Wettbewerbsfähigkeit und grüner Wandel

Wir, die Europaministerin und die Europaminister des Weimarer Dreiecks, sprechen uns bei gleichzeitigem Einsatz für Akzeptanz innerhalb der Gesellschaft mit Nachdruck für Europas Weg hin zur Klimaneutralität im Einklang mit dem Übereinkommen von Paris sowie für einen grünen Wandel aus, der zu Wachstum, Investitionen, Innovation und enormen Marktchancen für die Industrie von morgen führt sowie die Schaffung neuer, gut bezahlter und sicherer Arbeitsplätze gewährleistet. Wir müssen dafür sorgen, dass durch die Klimapolitik der EU ein fairer, angemessener, klarer und stabiler Rahmen sowohl für Unternehmen als auch für die Bürgerinnen und Bürger geschaffen wird. Wir fordern daher einen ehrgeizigen Deal für eine saubere Industrie, der den grünen Wandel insbesondere dadurch fördert, dass er einen erfolgreichen Umbau unserer industriellen Basis ermöglicht, und den Bürgerinnen und Bürgern sowie den Unternehmen der EU unmittelbare Vorteile bringt, wozu auch niedrigere Energiepreise zählen.

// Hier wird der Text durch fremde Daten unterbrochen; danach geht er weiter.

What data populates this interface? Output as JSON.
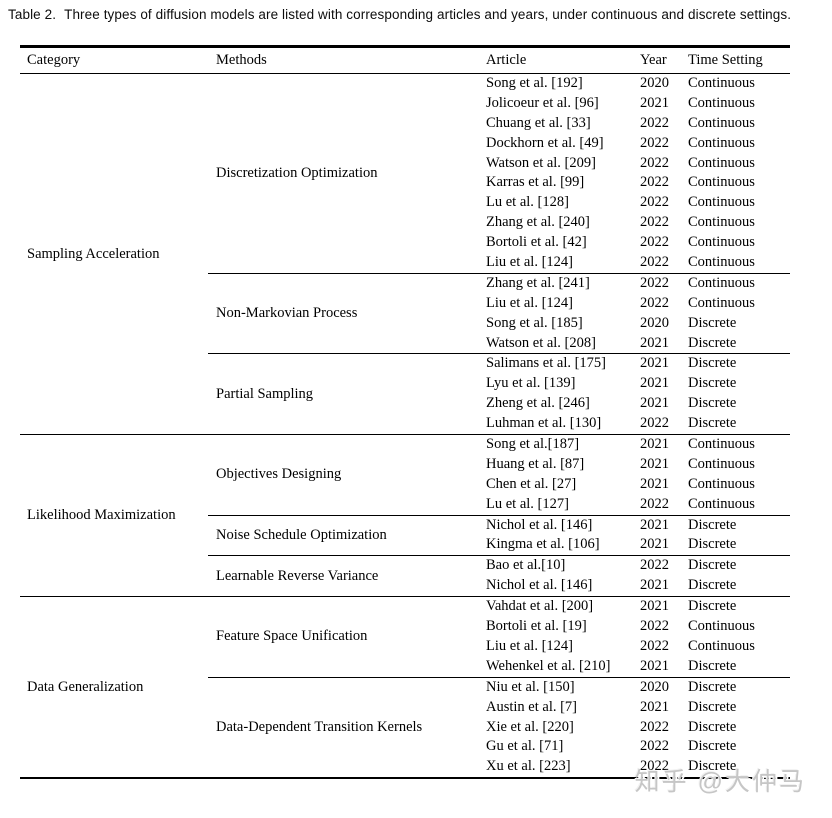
{
  "caption": {
    "label": "Table 2.",
    "text": "Three types of diffusion models are listed with corresponding articles and years, under continuous and discrete settings."
  },
  "watermark": "知乎 @大仲马",
  "table": {
    "headers": [
      "Category",
      "Methods",
      "Article",
      "Year",
      "Time Setting"
    ],
    "categories": [
      {
        "name": "Sampling Acceleration",
        "methods": [
          {
            "name": "Discretization Optimization",
            "rows": [
              {
                "article": "Song et al. [192]",
                "year": "2020",
                "time_setting": "Continuous"
              },
              {
                "article": "Jolicoeur et al. [96]",
                "year": "2021",
                "time_setting": "Continuous"
              },
              {
                "article": "Chuang et al. [33]",
                "year": "2022",
                "time_setting": "Continuous"
              },
              {
                "article": "Dockhorn et al. [49]",
                "year": "2022",
                "time_setting": "Continuous"
              },
              {
                "article": "Watson et al. [209]",
                "year": "2022",
                "time_setting": "Continuous"
              },
              {
                "article": "Karras et al. [99]",
                "year": "2022",
                "time_setting": "Continuous"
              },
              {
                "article": "Lu et al. [128]",
                "year": "2022",
                "time_setting": "Continuous"
              },
              {
                "article": "Zhang et al. [240]",
                "year": "2022",
                "time_setting": "Continuous"
              },
              {
                "article": "Bortoli et al. [42]",
                "year": "2022",
                "time_setting": "Continuous"
              },
              {
                "article": "Liu et al. [124]",
                "year": "2022",
                "time_setting": "Continuous"
              }
            ]
          },
          {
            "name": "Non-Markovian Process",
            "rows": [
              {
                "article": "Zhang et al. [241]",
                "year": "2022",
                "time_setting": "Continuous"
              },
              {
                "article": "Liu et al. [124]",
                "year": "2022",
                "time_setting": "Continuous"
              },
              {
                "article": "Song et al. [185]",
                "year": "2020",
                "time_setting": "Discrete"
              },
              {
                "article": "Watson et al. [208]",
                "year": "2021",
                "time_setting": "Discrete"
              }
            ]
          },
          {
            "name": "Partial Sampling",
            "rows": [
              {
                "article": "Salimans et al. [175]",
                "year": "2021",
                "time_setting": "Discrete"
              },
              {
                "article": "Lyu et al. [139]",
                "year": "2021",
                "time_setting": "Discrete"
              },
              {
                "article": "Zheng et al. [246]",
                "year": "2021",
                "time_setting": "Discrete"
              },
              {
                "article": "Luhman et al. [130]",
                "year": "2022",
                "time_setting": "Discrete"
              }
            ]
          }
        ]
      },
      {
        "name": "Likelihood Maximization",
        "methods": [
          {
            "name": "Objectives Designing",
            "rows": [
              {
                "article": "Song et al.[187]",
                "year": "2021",
                "time_setting": "Continuous"
              },
              {
                "article": "Huang et al. [87]",
                "year": "2021",
                "time_setting": "Continuous"
              },
              {
                "article": "Chen et al. [27]",
                "year": "2021",
                "time_setting": "Continuous"
              },
              {
                "article": "Lu et al. [127]",
                "year": "2022",
                "time_setting": "Continuous"
              }
            ]
          },
          {
            "name": "Noise Schedule Optimization",
            "rows": [
              {
                "article": "Nichol et al. [146]",
                "year": "2021",
                "time_setting": "Discrete"
              },
              {
                "article": "Kingma et al. [106]",
                "year": "2021",
                "time_setting": "Discrete"
              }
            ]
          },
          {
            "name": "Learnable Reverse Variance",
            "rows": [
              {
                "article": "Bao et al.[10]",
                "year": "2022",
                "time_setting": "Discrete"
              },
              {
                "article": "Nichol et al. [146]",
                "year": "2021",
                "time_setting": "Discrete"
              }
            ]
          }
        ]
      },
      {
        "name": "Data Generalization",
        "methods": [
          {
            "name": "Feature Space Unification",
            "rows": [
              {
                "article": "Vahdat et al. [200]",
                "year": "2021",
                "time_setting": "Discrete"
              },
              {
                "article": "Bortoli et al. [19]",
                "year": "2022",
                "time_setting": "Continuous"
              },
              {
                "article": "Liu et al. [124]",
                "year": "2022",
                "time_setting": "Continuous"
              },
              {
                "article": "Wehenkel et al. [210]",
                "year": "2021",
                "time_setting": "Discrete"
              }
            ]
          },
          {
            "name": "Data-Dependent Transition Kernels",
            "rows": [
              {
                "article": "Niu et al. [150]",
                "year": "2020",
                "time_setting": "Discrete"
              },
              {
                "article": "Austin et al. [7]",
                "year": "2021",
                "time_setting": "Discrete"
              },
              {
                "article": "Xie et al. [220]",
                "year": "2022",
                "time_setting": "Discrete"
              },
              {
                "article": "Gu et al. [71]",
                "year": "2022",
                "time_setting": "Discrete"
              },
              {
                "article": "Xu et al. [223]",
                "year": "2022",
                "time_setting": "Discrete"
              }
            ]
          }
        ]
      }
    ]
  }
}
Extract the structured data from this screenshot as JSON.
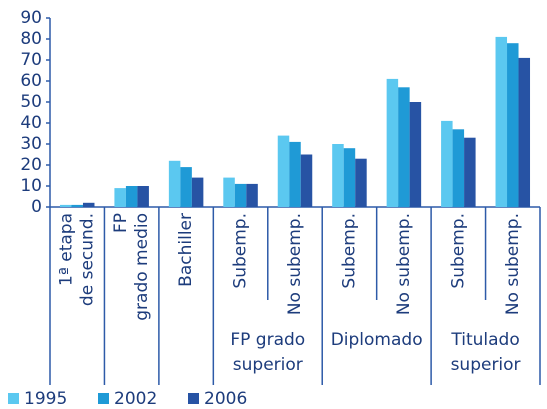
{
  "chart_data": {
    "type": "bar",
    "categories": [
      [
        "1ª etapa",
        "de secund."
      ],
      [
        "FP",
        "grado medio"
      ],
      [
        "Bachiller"
      ],
      [
        "Subemp."
      ],
      [
        "No subemp."
      ],
      [
        "Subemp."
      ],
      [
        "No subemp."
      ],
      [
        "Subemp."
      ],
      [
        "No subemp."
      ]
    ],
    "groups": [
      {
        "label": [
          "FP grado",
          "superior"
        ],
        "span": [
          3,
          4
        ]
      },
      {
        "label": [
          "Diplomado"
        ],
        "span": [
          5,
          6
        ]
      },
      {
        "label": [
          "Titulado",
          "superior"
        ],
        "span": [
          7,
          8
        ]
      }
    ],
    "series": [
      {
        "name": "1995",
        "color": "#5bc8f0",
        "values": [
          1,
          9,
          22,
          14,
          34,
          30,
          61,
          41,
          81
        ]
      },
      {
        "name": "2002",
        "color": "#1f9ad6",
        "values": [
          1,
          10,
          19,
          11,
          31,
          28,
          57,
          37,
          78
        ]
      },
      {
        "name": "2006",
        "color": "#2753a4",
        "values": [
          2,
          10,
          14,
          11,
          25,
          23,
          50,
          33,
          71
        ]
      }
    ],
    "ylim": [
      0,
      90
    ],
    "yticks": [
      0,
      10,
      20,
      30,
      40,
      50,
      60,
      70,
      80,
      90
    ],
    "grid": false
  }
}
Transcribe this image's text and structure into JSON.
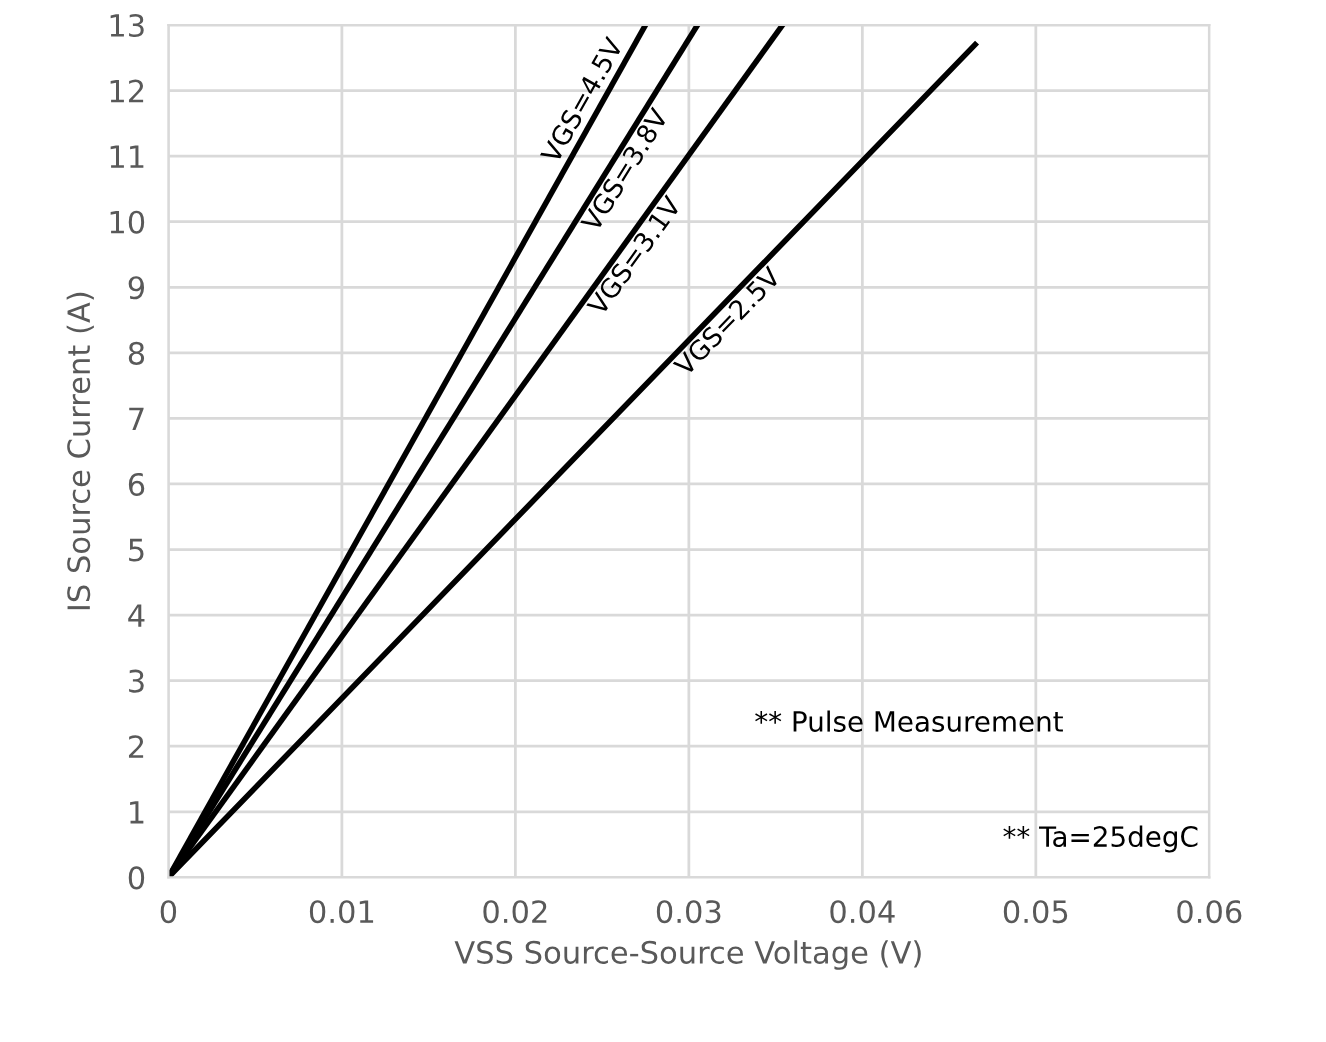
{
  "chart_data": {
    "type": "line",
    "xlabel": "VSS Source-Source Voltage (V)",
    "ylabel": "IS Source Current (A)",
    "xlim": [
      0,
      0.06
    ],
    "xticks": [
      0,
      0.01,
      0.02,
      0.03,
      0.04,
      0.05,
      0.06
    ],
    "ylim": [
      0,
      13
    ],
    "yticks": [
      0,
      1,
      2,
      3,
      4,
      5,
      6,
      7,
      8,
      9,
      10,
      11,
      12,
      13
    ],
    "grid": true,
    "legend": false,
    "marker": "none",
    "line_style": "solid",
    "series": [
      {
        "name": "VGS=4.5V",
        "color": "#000000",
        "x": [
          0,
          0.0275
        ],
        "values": [
          0,
          13
        ]
      },
      {
        "name": "VGS=3.8V",
        "color": "#000000",
        "x": [
          0,
          0.0305
        ],
        "values": [
          0,
          13
        ]
      },
      {
        "name": "VGS=3.1V",
        "color": "#000000",
        "x": [
          0,
          0.0354
        ],
        "values": [
          0,
          13
        ]
      },
      {
        "name": "VGS=2.5V",
        "color": "#000000",
        "x": [
          0,
          0.0465
        ],
        "values": [
          0,
          12.7
        ]
      }
    ],
    "annotations": [
      "** Pulse Measurement",
      "** Ta=25degC"
    ]
  }
}
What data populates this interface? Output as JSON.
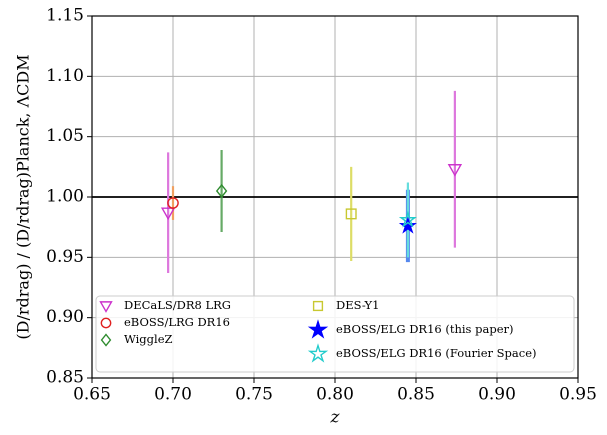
{
  "chart_data": {
    "type": "errorbar_scatter",
    "xlabel": "z",
    "ylabel": "(D/rdrag) / (D/rdrag)Planck, ΛCDM",
    "xlim": [
      0.65,
      0.95
    ],
    "ylim": [
      0.85,
      1.15
    ],
    "xticks": [
      0.65,
      {
        "value": 0.7,
        "label": "0.70"
      },
      0.75,
      {
        "value": 0.8,
        "label": "0.80"
      },
      0.85,
      {
        "value": 0.9,
        "label": "0.90"
      },
      0.95
    ],
    "yticks": [
      0.85,
      {
        "value": 0.9,
        "label": "0.90"
      },
      0.95,
      {
        "value": 1.0,
        "label": "1.00"
      },
      1.05,
      {
        "value": 1.1,
        "label": "1.10"
      },
      1.15
    ],
    "grid": true,
    "hline": 1.0,
    "legend": "lower left",
    "series": [
      {
        "name": "DECaLS/DR8 LRG",
        "marker": "triangle-down",
        "filled": false,
        "color": "#cc33cc",
        "ecolor": "#dd77dd",
        "x": [
          0.697,
          0.874
        ],
        "values": [
          0.987,
          1.023
        ],
        "errors": [
          0.05,
          0.065
        ]
      },
      {
        "name": "eBOSS/LRG DR16",
        "marker": "circle",
        "filled": false,
        "color": "#e02020",
        "ecolor": "#f0a060",
        "x": [
          0.7
        ],
        "values": [
          0.995
        ],
        "errors": [
          0.014
        ]
      },
      {
        "name": "WiggleZ",
        "marker": "diamond",
        "filled": false,
        "color": "#2e8b2e",
        "ecolor": "#66aa66",
        "x": [
          0.73
        ],
        "values": [
          1.005
        ],
        "errors": [
          0.034
        ]
      },
      {
        "name": "DES-Y1",
        "marker": "square",
        "filled": false,
        "color": "#c8c830",
        "ecolor": "#dddd66",
        "x": [
          0.81
        ],
        "values": [
          0.986
        ],
        "errors": [
          0.039
        ]
      },
      {
        "name": "eBOSS/ELG DR16 (this paper)",
        "marker": "star",
        "filled": true,
        "color": "#0000ff",
        "ecolor": "#5588ee",
        "x": [
          0.845
        ],
        "values": [
          0.976
        ],
        "errors": [
          0.03
        ]
      },
      {
        "name": "eBOSS/ELG DR16 (Fourier Space)",
        "marker": "star",
        "filled": false,
        "color": "#22cccc",
        "ecolor": "#66dddd",
        "x": [
          0.845
        ],
        "values": [
          0.981
        ],
        "errors": [
          0.031
        ]
      }
    ]
  }
}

Durch die Ausarbeitung und Umsetzung einer wirksamen Industriepolitik müssen wir gewährleisten, dass Europa ein starker Produktionsstandort bleibt und eine globale Führungsrolle im Bereich von Schlüsseltechnologien einnimmt.

Indem die EU einerseits stärkere internationale Partnerschaften und Kooperationen im Klimaschutzbereich fördert und andererseits das CO2-Grenzausgleichssystem erfolgreich umsetzt und auf nachgelagerte Sektoren und Produkte ausweitet, die vom Risiko der Verlagerung von CO2-Emissionen betroffen sind, kann sie sowohl den weltweiten Klimaschutz vorantreiben als auch gewährleisten, dass ihre Industrien hinsichtlich Innovationskraft und Wettbewerbsfähigkeit weiterhin führend sind.